By Toby Sterling
AMSTERDAM (Reuters) – Dutch online food ordering company Takeaway.com on Friday declared its $7.8 billion takeover of British peer Just Eat unconditional, though the two companies still need a competition authority’s approval before merging operations.
Takeaway said in a statement that shares in the combination will begin trading on the London Stock Exchange on Monday, Feb. 3.
But the company said an investigation by Britain’s Competition and Markets Authority (CMA) is still ongoing and the two companies must continue operating under separate management and branding until that is complete.
Takeaway said it expects that to happen on March 5.

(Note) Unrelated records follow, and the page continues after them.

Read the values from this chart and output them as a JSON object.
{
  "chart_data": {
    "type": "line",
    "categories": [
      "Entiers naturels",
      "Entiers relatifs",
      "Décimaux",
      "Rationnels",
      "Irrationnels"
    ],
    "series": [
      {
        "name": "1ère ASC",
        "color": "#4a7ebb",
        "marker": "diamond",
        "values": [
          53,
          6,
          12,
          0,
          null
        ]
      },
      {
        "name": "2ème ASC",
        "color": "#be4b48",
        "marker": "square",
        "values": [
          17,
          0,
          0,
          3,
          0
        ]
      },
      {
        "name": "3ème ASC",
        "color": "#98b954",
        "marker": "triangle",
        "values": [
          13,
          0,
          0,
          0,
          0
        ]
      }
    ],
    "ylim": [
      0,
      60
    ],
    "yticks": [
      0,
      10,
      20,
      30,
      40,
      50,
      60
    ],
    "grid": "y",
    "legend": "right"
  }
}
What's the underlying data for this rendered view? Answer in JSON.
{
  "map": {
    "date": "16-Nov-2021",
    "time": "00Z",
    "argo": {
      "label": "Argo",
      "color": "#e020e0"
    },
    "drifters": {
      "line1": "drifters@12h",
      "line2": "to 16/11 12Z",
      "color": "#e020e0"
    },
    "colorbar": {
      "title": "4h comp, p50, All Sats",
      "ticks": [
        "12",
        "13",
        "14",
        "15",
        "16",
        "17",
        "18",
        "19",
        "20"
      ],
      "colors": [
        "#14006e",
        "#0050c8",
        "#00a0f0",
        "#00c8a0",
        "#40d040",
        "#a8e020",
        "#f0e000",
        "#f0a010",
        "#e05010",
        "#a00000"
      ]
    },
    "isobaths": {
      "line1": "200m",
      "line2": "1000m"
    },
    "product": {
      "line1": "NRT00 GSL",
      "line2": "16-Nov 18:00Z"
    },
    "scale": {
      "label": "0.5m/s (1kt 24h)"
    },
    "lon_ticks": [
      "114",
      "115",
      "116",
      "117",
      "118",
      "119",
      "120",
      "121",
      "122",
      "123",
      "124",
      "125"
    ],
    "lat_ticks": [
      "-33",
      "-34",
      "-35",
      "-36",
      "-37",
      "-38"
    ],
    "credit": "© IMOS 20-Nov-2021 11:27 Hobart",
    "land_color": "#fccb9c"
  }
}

The CMA competition investigation centers on whether Takeaway might have re-entered the UK market – which it quit in 2016 – if its takeover of Just Eat had not succeeded. Takeaway says that is not the case.
Just Eat said in a separate statement it is sure the merger will not result in a “significant lessening” of competition in the UK food delivery market, adding that it would fully abide by the CMA’s order and work with it through the investigation.
On Jan. 10, Takeaway claimed victory in its all-stock bid for Just Eat, beating out a rival cash bid from tech investment giant Prosus NV<PRX.AS> after a lengthy battle.
It said on Friday that 92.2% of shareholders have now tendered shares to its offer. Takeaway intends to launch a squeeze out process to acquire the rest.
Just Eat on Tuesday forecast 2019 core earnings of about 200 million pounds ($262.88 million) and said it agreed to partner with McDonald’s in Britain and Ireland, becoming the fast-food chain’s second delivery provider after Uber Eats.